Does accessing an int with a char * potentially have undefined behavior?

Question

The code below for testing endianness is expected to have implementation defined behavior:

int is_little_endian(void) {
    int x = 1;
    char *p = (char*)&x;
    return *p == 1;
}

But is it possible that it may have undefined behavior on purposely contrived architectures? For example could the first byte of the representation of an int with value 1 (or another well chosen value) be a trap value for the char type?

As noted in comments, the type unsigned char would not have this issue as it cannot have trap values, but this question specifically concerns the char type.

Answer 1

Per C 2018 6.2.5 15, char behaves as either signed char or unsigned char. Suppose it is signed char. 6.2.6.2 2 discusses signed integer types, including signed char. At the end of this paragraph, it says:

Which of these [sign and magnitude, two’s complement, or ones’ complement] applies is implementation-defined, as is whether the value with sign bit 1 and all value bits zero (for the first two), or with sign bit and all value bits 1 (for ones’ complement), is a trap representation or a normal value.

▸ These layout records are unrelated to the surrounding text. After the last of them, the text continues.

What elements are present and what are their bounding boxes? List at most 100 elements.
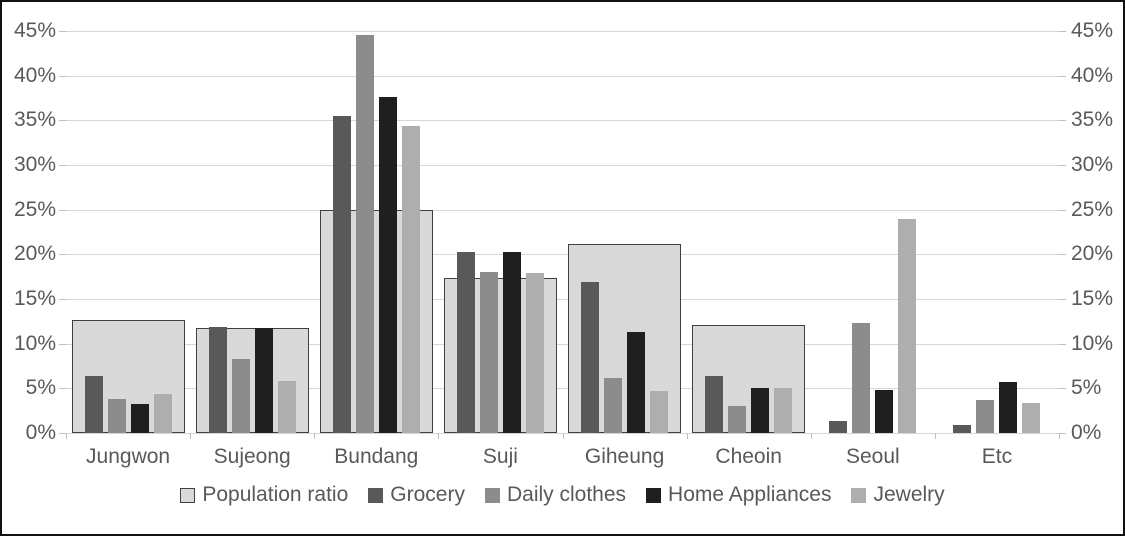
gridline-40% (66, 75, 1059, 77)
gridline-5% (66, 388, 1059, 390)
x-category-label-sujeong: Sujeong (213, 445, 291, 468)
bar-home-appliances-seoul (875, 390, 894, 433)
x-category-label-suji: Suji (482, 445, 518, 468)
legend-item-jewelry: Jewelry (851, 483, 945, 507)
bar-jewelry-giheung (650, 391, 669, 433)
bar-daily-clothes-cheoin (728, 406, 747, 433)
bar-grocery-jungwon (84, 375, 103, 433)
legend-item-home-appliances: Home Appliances (646, 483, 831, 507)
bar-grocery-sujeong (208, 326, 227, 433)
x-category-label-seoul: Seoul (845, 445, 900, 468)
y-axis-tick-right (1059, 299, 1066, 300)
legend-label-daily-clothes: Daily clothes (506, 483, 627, 506)
gridline-15% (66, 299, 1059, 300)
legend-swatch-jewelry (851, 487, 867, 503)
y-axis-label-left: 35% (13, 108, 56, 132)
y-axis-label-left: 0% (25, 421, 56, 444)
gridline-20% (66, 254, 1059, 256)
bar-home-appliances-suji (502, 251, 521, 433)
y-axis-label-right: 5% (1071, 376, 1102, 400)
bar-grocery-suji (456, 251, 475, 433)
gridline-30% (66, 165, 1059, 166)
y-axis-tick-left (59, 75, 66, 77)
bar-jewelry-jungwon (153, 393, 172, 433)
y-axis-tick-left (59, 343, 66, 345)
bar-jewelry-sujeong (277, 381, 296, 433)
bar-grocery-seoul (829, 421, 848, 433)
x-axis-tick (686, 433, 688, 439)
bar-home-appliances-sujeong (254, 327, 273, 433)
y-axis-tick-right (1059, 165, 1066, 166)
y-axis-label-left: 45% (13, 19, 56, 42)
bar-daily-clothes-etc (976, 399, 995, 433)
bar-grocery-giheung (581, 282, 600, 433)
y-axis-label-left: 20% (13, 242, 56, 266)
x-axis-tick (190, 433, 192, 439)
y-axis-label-right: 0% (1071, 421, 1102, 444)
bar-jewelry-bundang (401, 125, 420, 433)
legend-item-grocery: Grocery (368, 483, 465, 507)
bar-jewelry-cheoin (774, 388, 793, 433)
bar-daily-clothes-giheung (604, 377, 623, 433)
y-axis-label-left: 5% (25, 376, 56, 400)
x-axis-tick (562, 433, 564, 439)
bar-home-appliances-cheoin (751, 388, 770, 433)
bar-home-appliances-jungwon (130, 403, 149, 433)
y-axis-tick-right (1059, 31, 1066, 32)
y-axis-tick-right (1059, 120, 1066, 122)
y-axis-tick-left (59, 120, 66, 122)
gridline-45% (66, 31, 1059, 32)
legend-label-jewelry: Jewelry (873, 483, 945, 506)
legend-swatch-daily-clothes (484, 487, 500, 503)
y-axis-tick-left (59, 433, 66, 434)
x-axis-tick (934, 433, 936, 439)
x-category-label-etc: Etc (981, 445, 1013, 468)
y-axis-label-left: 30% (13, 153, 56, 176)
x-axis-tick (438, 433, 440, 439)
y-axis-label-right: 25% (1071, 197, 1114, 221)
y-axis-label-right: 20% (1071, 242, 1114, 266)
legend-label-home-appliances: Home Appliances (668, 483, 832, 506)
y-axis-label-right: 15% (1071, 287, 1114, 310)
bar-daily-clothes-suji (479, 272, 498, 433)
bar-daily-clothes-seoul (852, 323, 871, 433)
bar-daily-clothes-jungwon (107, 399, 126, 433)
x-axis-tick (314, 433, 316, 439)
legend-label-population-ratio: Population ratio (202, 483, 349, 506)
y-axis-tick-right (1059, 75, 1066, 77)
bar-home-appliances-giheung (627, 332, 646, 433)
y-axis-tick-left (59, 209, 66, 211)
legend-item-daily-clothes: Daily clothes (484, 483, 627, 507)
y-axis-label-right: 45% (1071, 19, 1114, 42)
bar-jewelry-seoul (898, 218, 917, 433)
y-axis-tick-right (1059, 433, 1066, 434)
legend-swatch-population-ratio (180, 487, 196, 503)
y-axis-label-right: 35% (1071, 108, 1114, 132)
y-axis-tick-left (59, 254, 66, 256)
x-category-label-giheung: Giheung (584, 445, 665, 468)
bar-daily-clothes-sujeong (231, 358, 250, 433)
x-axis-tick (1059, 433, 1060, 439)
bar-jewelry-etc (1022, 402, 1041, 433)
y-axis-tick-right (1059, 209, 1066, 211)
x-category-label-cheoin: Cheoin (715, 445, 782, 468)
y-axis-tick-right (1059, 254, 1066, 256)
y-axis-label-right: 40% (1071, 63, 1114, 87)
y-axis-label-left: 40% (13, 63, 56, 87)
bar-grocery-bundang (332, 115, 351, 433)
y-axis-tick-left (59, 165, 66, 166)
y-axis-tick-right (1059, 388, 1066, 390)
bar-grocery-cheoin (705, 375, 724, 433)
bar-daily-clothes-bundang (355, 35, 374, 433)
bar-grocery-etc (953, 424, 972, 433)
y-axis-tick-left (59, 299, 66, 300)
bar-home-appliances-etc (999, 382, 1018, 433)
legend-item-population-ratio: Population ratio (180, 483, 348, 507)
x-axis-tick (810, 433, 812, 439)
bar-home-appliances-bundang (378, 97, 397, 433)
x-category-label-jungwon: Jungwon (86, 445, 171, 468)
gridline-25% (66, 209, 1059, 211)
y-axis-label-left: 10% (13, 331, 56, 355)
y-axis-label-right: 30% (1071, 153, 1114, 176)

Thus, this paragraph allows signed char to have a trap representation. However, the paragraph in the standard that says accessing trap representations may have undefined behavior, 6.2.6.1 5, specifically excludes character types:

Certain object representations need not represent a value of the object type. If the stored value of an object has such a representation and is read by an lvalue expression that does not have character type, the behavior is undefined. If such a representation is produced by a side effect that modifies all or any part of the object by an lvalue expression that does not have character type, the behavior is undefined. Such a representation is called a trap representation.

Thus, although char may have trap representations, there is no reason we should not be able to access it. There is then the question of what happens if we use the value in an expression? If a char has a trap representation, it does not represent a value. So attempting to compare it to 1 in *p == 1 does not seem to have a defined behavior.

The specific value of 1 in an int will not result in a trap representation in char for any normal C implementation, as the 1 will be in the “rightmost” (lowest valued) bit of some byte of the int, and no normal C implementation puts the sign bit of a char in the bit in that position. However, the C standard apparently does not prohibit such an arrangement, so, theoretically, an int with value 1 might be encoded with bits 00000001 in one of its bytes, and those bits might be a trap representation for a char.